Forecast production for 2017 is dependent on capital investment which may be adjusted up or down depending on commodity prices and funds flow.  Hedges will continue to be layered in for 2017 and 2018 in support of planned growth which increases certainty on future funds flow.

Approximately 74% of forecast natural gas production in 2017 is covered by firm transportation agreements with the majority being capacity on the Alliance Pipeline (65% of forecast 2017 production).  Including ’priority interruptible transportation service’ (PITS) on the Alliance Pipeline, 90% of forecast 2017 production is covered.  Storm’s capacity on the Alliance Pipeline reduces exposure to widening natural gas price differentials between markets in Canada and the United States (Chicago – AECO differential -US$0.54 per Mmbtu in December 2015 widened to -US$1.03 per Mmbtu in September 2016).  Differentials have widened as a result of growth in western Canadian production and exceed the pipeline transportation cost which is unusual but unlikely to change until production declines or export pipeline capacity is added.

Natural gas prices in North America were very low in the first half of 2016 (AECO $1.53/GJ, NYMEX US$2.12/Mmbtu) as a result of very high levels of natural gas in storage following a warmer winter which reduced residential and commercial heating demand.  However, prices have improved significantly since mid-2016 as a result of the supply/demand balance tightening in the United States.  In August, the year-over-year supply/demand balance was tighter by 7 Bcf per day with natural gas production down 2 Bcf per day while demand was up 5.3 Bcf per day (notably electric power generation was +4.1 Bcf per day and LNG exports plus exports to Mexico were +1.7 Bcf per day).  Most of the growth in natural gas production in the United States over the last two to three years has been from the Marcellus/Utica shales and re-initiating growth likely requires higher natural gas prices given many Marcellus/Utica producers have high cost structures plus sell natural gas at discounted prices (reflecting the higher pipeline tariffs to move natural gas to Chicago or the Gulf Coast).  Recently, the warm start to the winter heating season has caused a decline in natural gas prices but the tighter supply/demand balance means it is unlikely to be a repeat of last winter where high storage levels at the end of March depressed prices.  The longer term outlook appears increasingly bullish with LNG export capacity of more than 9 Bcf per day currently operating or under construction on the US Gulf Coast plus US exports to Mexico are expected to continue increasing as multiple new export pipelines and interconnections are completed over the next two years.
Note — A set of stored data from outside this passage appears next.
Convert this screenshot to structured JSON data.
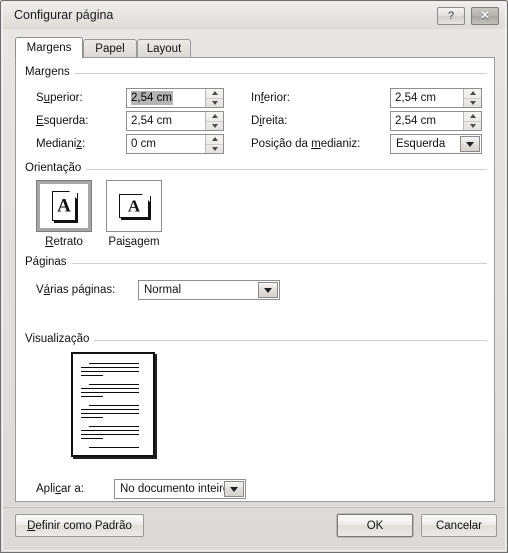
{
  "window": {
    "title": "Configurar página",
    "help_button": "?",
    "close_button": "✕"
  },
  "tabs": [
    {
      "label": "Margens",
      "active": true
    },
    {
      "label": "Papel",
      "active": false
    },
    {
      "label": "Layout",
      "active": false
    }
  ],
  "groups": {
    "margins": {
      "label": "Margens"
    },
    "orientation": {
      "label": "Orientação"
    },
    "pages": {
      "label": "Páginas"
    },
    "preview": {
      "label": "Visualização"
    }
  },
  "margins": {
    "top": {
      "label": "Superior:",
      "value": "2,54 cm",
      "selected": true
    },
    "bottom": {
      "label": "Inferior:",
      "value": "2,54 cm",
      "selected": false
    },
    "left": {
      "label": "Esquerda:",
      "value": "2,54 cm",
      "selected": false
    },
    "right": {
      "label": "Direita:",
      "value": "2,54 cm",
      "selected": false
    },
    "gutter": {
      "label": "Medianiz:",
      "value": "0 cm",
      "selected": false
    },
    "gutter_position": {
      "label": "Posição da medianiz:",
      "value": "Esquerda"
    }
  },
  "orientation": {
    "portrait": {
      "label": "Retrato",
      "glyph": "A",
      "selected": true
    },
    "landscape": {
      "label": "Paisagem",
      "glyph": "A",
      "selected": false
    }
  },
  "pages": {
    "multiple": {
      "label": "Várias páginas:",
      "value": "Normal"
    }
  },
  "apply": {
    "label": "Aplicar a:",
    "value": "No documento inteiro"
  },
  "footer": {
    "set_default": "Definir como Padrão",
    "ok": "OK",
    "cancel": "Cancelar"
  },
  "colors": {
    "dialog_bg": "#e4e2de",
    "panel_bg": "#ffffff",
    "selection": "#b4b4b4",
    "border": "#8f8f8f",
    "text": "#111111"
  }
}
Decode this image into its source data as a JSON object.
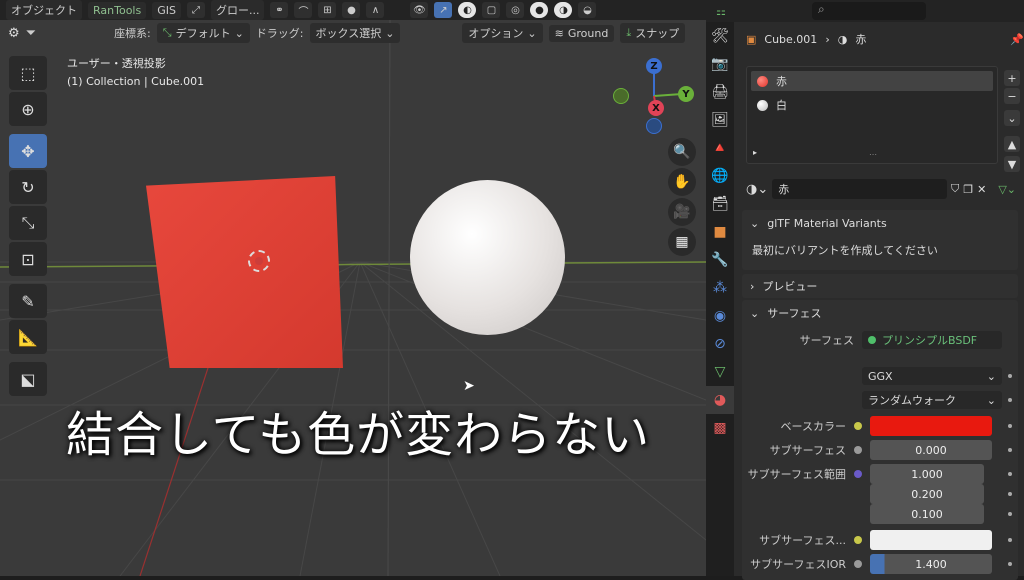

With 155 net sections at Umbach, there remains room for significant future growth with producing horizontal wells on only 6% of the lands (9 net sections) and proved plus probable reserves assigned on only 20% of the lands (31 net sections).  The focus remains on converting this large resource into per-share growth in production and cash flow while preserving balance sheet flexibility.